Parmak emme, normal çocuklarda herhangi bir psiko-patolojik etken olmaksızın 3-4 yaşlarına
kadar görülen bir olgudur. Çocuklarda parmaklar dışında; dudaklarını, elbisesinin eteğini ve
mendilinin, yastığının, yorganının ucunu veya benzer eşyayı emme davranışına da
rastlanabilmektedir. Anne-baba parmak emmeyi fazla önemsememeli, çocuğu parmak
emerken gördüğünde uyarmamalı, bunun zararlı ve kötü bir alışkanlık olduğunu söyleyerek
çocuğun suçluluk duygusuna kapılmasına yol açmamalıdır.

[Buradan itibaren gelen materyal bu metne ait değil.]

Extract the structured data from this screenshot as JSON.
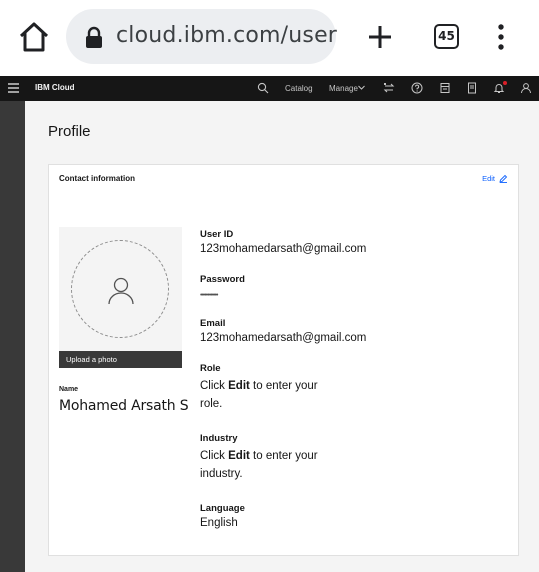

Bilakis, bunun kötü bir alışkanlık
olmadığını, istediği taktirde bırakabileceğini, bunu yapacak güçte bir çocuk olduğunu
söyleyerek cesaretlendirmek gerekir.
Hangi durumda önlem almak gerekir?
* Parmak emme alışkanlığının gün içinde de sürekli olması.
* 4 yaştan sonra da aynı sıklıkla devam etmesi.
* Çocuğun başka aktiviteler yapmaktansa parmak emmeyi tercih etmesi.
* Aile fertleri dışında kişilerin yanında da parmak emmeyi devam ettirmesi.
* Sosyal ortamlarda, anaokulu vb. uyku vakti dışında parmak emmesi.
* Çocukta ek olarak konuşma ve iletişim problemleri olması.
* Diğer davranış ve duygusal problemlerin birlikte olması.
* Yaşıtları ile birlikte olmaktansa parmak emmeyi tercih etmesi.
Parmak emmek dişleri nasıl etkiler?
Ebeveynler parmağını emen çocukların, çene kemikleri ve dişleri üzerindeki etkilerini
düşünerek endişeye kapılabilir. Parmak emme, alt ve üst dişlerin geri itilmesine sebep
olabilmektedir. Parmak emmenin dişleri ne kadar etkilediği, parmak emme süresine ve en
önemlisi parmağın ağızdaki duruşuna bağlıdır.
Süt dişlerinde oluşan bu değişiklik 6 yaşından sonra çıkan asıl dişleri etkilememektedir.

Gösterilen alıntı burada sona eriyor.